Эти отбросы были компанией для другого узника, самого главного и важного, — для владыки Пекла. Люди забыли его имя… если вообще когда-то знали, обходились дурацкой кличкой: «Великий Нечистый». Но Агларемнон именовал его не иначе как повелителем, и не забывал гнуть выю, — это было важно.

— А вот и ты, мой младший братец, — донеслось из самого сердца ледяной тьмы.

— Повелитель. — князь Пекла поклонился.

— Расскажи мне что-нибудь хорошее, Агларемнон. Тоска одолевает нещадно.

— Ваша воля исполнена, повелитель, — сообщил Агларемнон.

— Это хорошо. А какая моя воля исполнена?

Падший ангел облизнул губы.

— Недавно мы узнали, что твари, зовущие себя Господами, вознамерились вернуться в Валемар, повелитель. Разумеется, Небеса тоже узнали об этом, и…

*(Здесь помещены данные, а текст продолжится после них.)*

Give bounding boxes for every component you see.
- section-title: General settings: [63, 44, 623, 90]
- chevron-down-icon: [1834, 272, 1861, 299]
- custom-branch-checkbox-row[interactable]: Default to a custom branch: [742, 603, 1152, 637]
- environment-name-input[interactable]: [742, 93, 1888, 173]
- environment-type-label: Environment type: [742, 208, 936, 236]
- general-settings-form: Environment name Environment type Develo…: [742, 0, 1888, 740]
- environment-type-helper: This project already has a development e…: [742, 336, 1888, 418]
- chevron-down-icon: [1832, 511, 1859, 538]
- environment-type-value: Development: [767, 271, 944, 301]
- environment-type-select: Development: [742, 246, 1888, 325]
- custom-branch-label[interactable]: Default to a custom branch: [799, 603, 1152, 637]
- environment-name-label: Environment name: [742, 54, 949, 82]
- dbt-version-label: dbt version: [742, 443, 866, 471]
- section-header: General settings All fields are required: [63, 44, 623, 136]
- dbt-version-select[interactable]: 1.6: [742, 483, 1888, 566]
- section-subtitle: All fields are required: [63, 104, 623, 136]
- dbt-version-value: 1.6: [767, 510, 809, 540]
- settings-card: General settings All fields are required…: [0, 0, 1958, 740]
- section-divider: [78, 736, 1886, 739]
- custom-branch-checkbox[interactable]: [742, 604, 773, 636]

— Вспомнил, — прервал его повелитель, — вспомнил. Новый мессия.

Да, именно так, новый мессия. Небеса повели себя предсказуемо, — поддались страху. Ангелы из числа Олицетворений и Благодатей спустились в Валемар, чтобы найти подходящий момент, подходящее место и подходящую деву, которая понесёт нового избранника. Они преуспели. Тогда повелитель приказал своему самому проницательному слуге и младшему брату найти ребёнка, помешать планам Небес. Не только оттого, что, заточённый во льдах, он находил искреннюю радость лишь в противоборстве с Отцом. Повелителю претил замысел Небес, который был прост и мерзок.